第51話:嗚呼、隠居生活……?

 ——そして、数日後。


「なかなかやるようになったじゃないか!」

「くっ! ま、まだまだあっ!」

「負けないっすよ!」


 我はシェイラとアヤの二人を相手に模擬戦を行なっている。

 幼馴染である二人の連携は素晴らしく、阿吽の呼吸と言うのだったか。お互いがどう動くのか、口にせずとも分かっているようだ。

 サラとバランの指導もあってメキメキと力を伸ばした二人を同時に相手するのは多少骨が折れるが、それでも実際に成長を確かめられるのはいいことだ。


「はあっ!」

「うむ、良い蹴りだ!」


 スカイウェンを軸にして放たれたシェイラの回し蹴りを左手で捌き、次に放たれた横薙ぎをシルバークローで受ける。

 そこに背後から迫るのがフォレシールを握るアヤ。

 魔法剣の軌跡が駆けるアヤの後方に残されていく。

 右には炎、左には氷の魔法が付与されており、相対する魔力を完全に制御しておる。


炎蛇えんじゃ! 氷豹ひょうひょう!」

「面白い組み合わせだな!」


 右の剣に巻きついた炎蛇が回避した我へと鞭のようにしなり、左の剣に対して飛び退くが氷豹が氷の礫となり襲い掛かる。


「ふんっ!」


 炎蛇と氷豹に対して、我はシルバークローを力一杯袈裟斬りに振り抜く。大剣としての重さも相まって爆風が巻き起こり炎蛇と氷豹が軌道を変えてぶつかり合ってしまう。

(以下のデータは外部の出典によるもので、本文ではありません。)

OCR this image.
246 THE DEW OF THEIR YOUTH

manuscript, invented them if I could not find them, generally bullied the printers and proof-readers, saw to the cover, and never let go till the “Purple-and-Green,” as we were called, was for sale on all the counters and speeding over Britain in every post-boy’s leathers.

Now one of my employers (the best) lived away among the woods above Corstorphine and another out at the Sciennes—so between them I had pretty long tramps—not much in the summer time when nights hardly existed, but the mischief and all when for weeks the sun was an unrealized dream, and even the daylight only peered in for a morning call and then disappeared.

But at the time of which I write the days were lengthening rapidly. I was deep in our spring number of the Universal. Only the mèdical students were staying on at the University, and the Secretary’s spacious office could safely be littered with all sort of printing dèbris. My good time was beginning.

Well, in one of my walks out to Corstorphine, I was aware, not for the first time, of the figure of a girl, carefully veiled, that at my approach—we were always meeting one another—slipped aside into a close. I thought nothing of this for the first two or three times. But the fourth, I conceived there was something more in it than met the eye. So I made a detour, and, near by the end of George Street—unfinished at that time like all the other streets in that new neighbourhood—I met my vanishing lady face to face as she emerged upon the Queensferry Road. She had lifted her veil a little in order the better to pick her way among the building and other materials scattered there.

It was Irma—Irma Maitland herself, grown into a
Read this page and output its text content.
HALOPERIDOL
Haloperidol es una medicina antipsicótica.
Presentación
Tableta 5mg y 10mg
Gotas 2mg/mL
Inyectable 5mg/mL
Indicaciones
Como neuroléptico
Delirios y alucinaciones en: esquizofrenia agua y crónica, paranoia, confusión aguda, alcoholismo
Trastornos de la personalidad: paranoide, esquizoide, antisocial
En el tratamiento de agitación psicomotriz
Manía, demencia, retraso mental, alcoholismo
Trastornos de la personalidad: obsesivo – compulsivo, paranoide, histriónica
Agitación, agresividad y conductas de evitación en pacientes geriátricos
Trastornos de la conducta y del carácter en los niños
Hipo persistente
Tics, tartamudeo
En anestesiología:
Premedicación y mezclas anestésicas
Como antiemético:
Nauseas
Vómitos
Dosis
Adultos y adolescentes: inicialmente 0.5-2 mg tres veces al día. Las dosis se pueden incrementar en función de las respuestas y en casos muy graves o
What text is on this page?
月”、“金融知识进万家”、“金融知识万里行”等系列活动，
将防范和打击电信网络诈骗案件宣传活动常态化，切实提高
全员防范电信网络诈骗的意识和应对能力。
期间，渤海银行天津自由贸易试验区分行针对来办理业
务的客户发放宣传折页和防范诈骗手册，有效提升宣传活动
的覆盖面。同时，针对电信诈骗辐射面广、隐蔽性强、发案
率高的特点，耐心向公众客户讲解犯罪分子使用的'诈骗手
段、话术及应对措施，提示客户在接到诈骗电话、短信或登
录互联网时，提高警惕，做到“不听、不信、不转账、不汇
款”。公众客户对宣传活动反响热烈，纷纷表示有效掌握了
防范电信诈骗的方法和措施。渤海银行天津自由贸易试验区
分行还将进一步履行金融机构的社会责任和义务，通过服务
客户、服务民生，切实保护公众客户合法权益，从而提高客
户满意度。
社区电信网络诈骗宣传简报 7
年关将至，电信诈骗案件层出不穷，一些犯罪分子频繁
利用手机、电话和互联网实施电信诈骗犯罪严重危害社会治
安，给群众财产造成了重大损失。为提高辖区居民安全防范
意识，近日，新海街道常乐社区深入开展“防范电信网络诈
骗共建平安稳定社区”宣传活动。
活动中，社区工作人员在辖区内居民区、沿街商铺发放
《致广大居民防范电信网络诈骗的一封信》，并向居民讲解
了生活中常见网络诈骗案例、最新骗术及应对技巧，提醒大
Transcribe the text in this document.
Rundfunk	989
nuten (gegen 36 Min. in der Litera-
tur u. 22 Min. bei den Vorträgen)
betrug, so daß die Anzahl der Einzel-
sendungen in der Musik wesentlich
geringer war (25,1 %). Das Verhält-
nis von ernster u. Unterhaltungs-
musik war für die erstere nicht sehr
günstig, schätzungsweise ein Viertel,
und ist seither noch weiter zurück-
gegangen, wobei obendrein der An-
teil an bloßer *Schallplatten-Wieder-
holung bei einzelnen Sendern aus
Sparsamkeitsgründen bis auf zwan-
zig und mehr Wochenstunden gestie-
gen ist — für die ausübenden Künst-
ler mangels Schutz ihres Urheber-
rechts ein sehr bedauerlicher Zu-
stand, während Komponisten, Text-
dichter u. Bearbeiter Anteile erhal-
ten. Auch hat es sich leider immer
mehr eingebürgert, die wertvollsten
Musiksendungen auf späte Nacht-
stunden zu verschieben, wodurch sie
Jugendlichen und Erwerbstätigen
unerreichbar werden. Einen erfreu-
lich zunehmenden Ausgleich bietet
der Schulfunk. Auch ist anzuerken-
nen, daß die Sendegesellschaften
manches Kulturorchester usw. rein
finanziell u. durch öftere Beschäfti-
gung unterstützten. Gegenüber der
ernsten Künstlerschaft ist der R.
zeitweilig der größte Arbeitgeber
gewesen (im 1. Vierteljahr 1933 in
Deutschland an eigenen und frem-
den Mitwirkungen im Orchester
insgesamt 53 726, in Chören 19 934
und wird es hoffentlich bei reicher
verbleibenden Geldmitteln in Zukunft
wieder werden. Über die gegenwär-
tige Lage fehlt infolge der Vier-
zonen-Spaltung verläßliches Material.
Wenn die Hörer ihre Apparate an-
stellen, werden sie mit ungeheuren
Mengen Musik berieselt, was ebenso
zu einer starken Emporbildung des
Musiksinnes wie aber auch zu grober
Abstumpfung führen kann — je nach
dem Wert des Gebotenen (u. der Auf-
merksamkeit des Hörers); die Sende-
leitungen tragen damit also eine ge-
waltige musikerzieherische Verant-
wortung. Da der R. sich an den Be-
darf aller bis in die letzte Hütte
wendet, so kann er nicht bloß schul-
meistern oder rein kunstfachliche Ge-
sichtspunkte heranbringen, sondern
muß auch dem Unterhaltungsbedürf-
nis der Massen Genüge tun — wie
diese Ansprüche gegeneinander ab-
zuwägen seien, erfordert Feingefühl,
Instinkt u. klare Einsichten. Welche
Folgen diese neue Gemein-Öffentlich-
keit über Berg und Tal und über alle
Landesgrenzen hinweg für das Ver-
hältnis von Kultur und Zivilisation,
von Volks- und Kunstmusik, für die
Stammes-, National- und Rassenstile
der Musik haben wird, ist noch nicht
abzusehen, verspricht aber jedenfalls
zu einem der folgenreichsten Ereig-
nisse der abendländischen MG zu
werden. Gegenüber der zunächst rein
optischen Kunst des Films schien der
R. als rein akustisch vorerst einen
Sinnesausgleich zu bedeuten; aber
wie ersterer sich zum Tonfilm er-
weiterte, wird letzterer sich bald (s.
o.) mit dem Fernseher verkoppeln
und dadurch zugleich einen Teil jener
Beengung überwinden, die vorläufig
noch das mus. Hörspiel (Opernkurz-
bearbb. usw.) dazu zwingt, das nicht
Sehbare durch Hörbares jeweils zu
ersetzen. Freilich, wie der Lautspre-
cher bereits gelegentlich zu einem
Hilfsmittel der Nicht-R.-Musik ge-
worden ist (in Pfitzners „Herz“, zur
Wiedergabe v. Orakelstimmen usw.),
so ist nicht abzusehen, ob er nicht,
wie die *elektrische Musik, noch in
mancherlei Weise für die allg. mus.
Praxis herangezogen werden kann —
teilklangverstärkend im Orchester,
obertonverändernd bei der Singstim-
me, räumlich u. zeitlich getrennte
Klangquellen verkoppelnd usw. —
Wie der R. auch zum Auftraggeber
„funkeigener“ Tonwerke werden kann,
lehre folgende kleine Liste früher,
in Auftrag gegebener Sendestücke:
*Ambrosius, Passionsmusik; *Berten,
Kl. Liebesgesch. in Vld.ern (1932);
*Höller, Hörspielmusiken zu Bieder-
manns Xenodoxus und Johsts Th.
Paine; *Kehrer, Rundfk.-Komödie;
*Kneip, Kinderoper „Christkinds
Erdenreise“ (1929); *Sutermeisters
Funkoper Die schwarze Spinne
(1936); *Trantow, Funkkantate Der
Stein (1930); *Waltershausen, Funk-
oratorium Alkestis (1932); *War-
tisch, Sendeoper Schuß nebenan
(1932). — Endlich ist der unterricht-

 直後には炎蛇が氷豹を溶かして蒸発——水蒸気が周囲を包み込んだ。


「ちょっとアヤ! 見えないじゃないの!」

「ご、ごめんっす!」

「——甘い」

「「あっ!」」


 二人が声を上げたのとほぼ同時だっただろう。我は手刀を連続で首筋に当てることで勝負を決した。


「二人とも、十分に成長しているな」

「うぅぅ、だけど完敗です」

「手も足も出なかったっす」


 成長の手応えがあっただけに、二人の落ち込みようは相当なものだった。


「うふふ、グレン様に勝とうと思うなら、私以上にならなければなりませんからね」

「シェイラも僕以上に強くならなきゃ。二人がサラさんと僕以上に強くなれば、もしかしたらグレンさんにも勝てるかもしれないよ」

「まあ、私がグレン様に刃向かうことなんてあり得ませんけどね」

「僕も同感だな」


 いったい何自慢をしているんだ?

 とりあえず、二人の成長を確かめることができてよかった。


「シェイラはまだ剣に頼る部分が多いな。スカイウェンを手にしたからといって、体術が不要になったわけじゃないんだから気をつけろよ」

「はい!」

「アヤは左右の魔法がどう作用するかを考える必要がある。さっきだったら、水蒸気を自分達で利用できれば目くらましにできたはずだ」

「はいっす!」


 それぞれに気になる点を伝えると、そこで我は二人にあることを伝えた。


「——修行は今日で終わりだ」

「「……えっ?」」


 声を揃えて驚きの声を落とすと、そのまま黙り込んでしまった。


「二人は十分に強くなった。おそらく、今の勇者達の中ではすでに上位の実力があるだろう。魔境であっても中腹までなら二人だけでも問題なく進めるはずだ」

「で、でも、あたい達はまだまだ教わることが沢山あります!」

「そ、そうっす! やれることよりも、できないことの方がまだ多いっすよ!」


 まあ、この中にいたらそう思ってしまうのも仕方ないのかもしれんな。

 我にサラにバラン。魔族の中でも最強とトップの実力者がいるわけだからのう。


「我儘を言ってはダメですよ」

「サ、サラ様」

「アヤさんは魔法剣士として十分やれています。それも、双剣ですよ? これは凄いことなの。あとは、二人で試行錯誤して強くなりなさい。私達では教えられないことも、冒険の中にはあるのだから」

「……はいっす」


 静かに頷いたアヤ。


「シェイラちゃんも頑張ったね」

「バ、バラン様も、ですか?」

「そうだね。僕から教えられることは全て教えたし、グレンさんからスカイウェンを貰ったシェイラちゃんは間違いなく強いよ。自信を持って、勇者をやるといい」

「……分かり、ました」


 俯きながらシェイラが答える。


「とりあえず、二人を人間界に転移させようと思うんだが、何処か行きたい場所はあるか?」

「行きたい場所ですか?」

「と、特にはないっすね」


 ふむふむ、それならば当初の予定通りに彼奴のところに転移させようかのう。説明は二人にしてもらえば問題ないだろうからな。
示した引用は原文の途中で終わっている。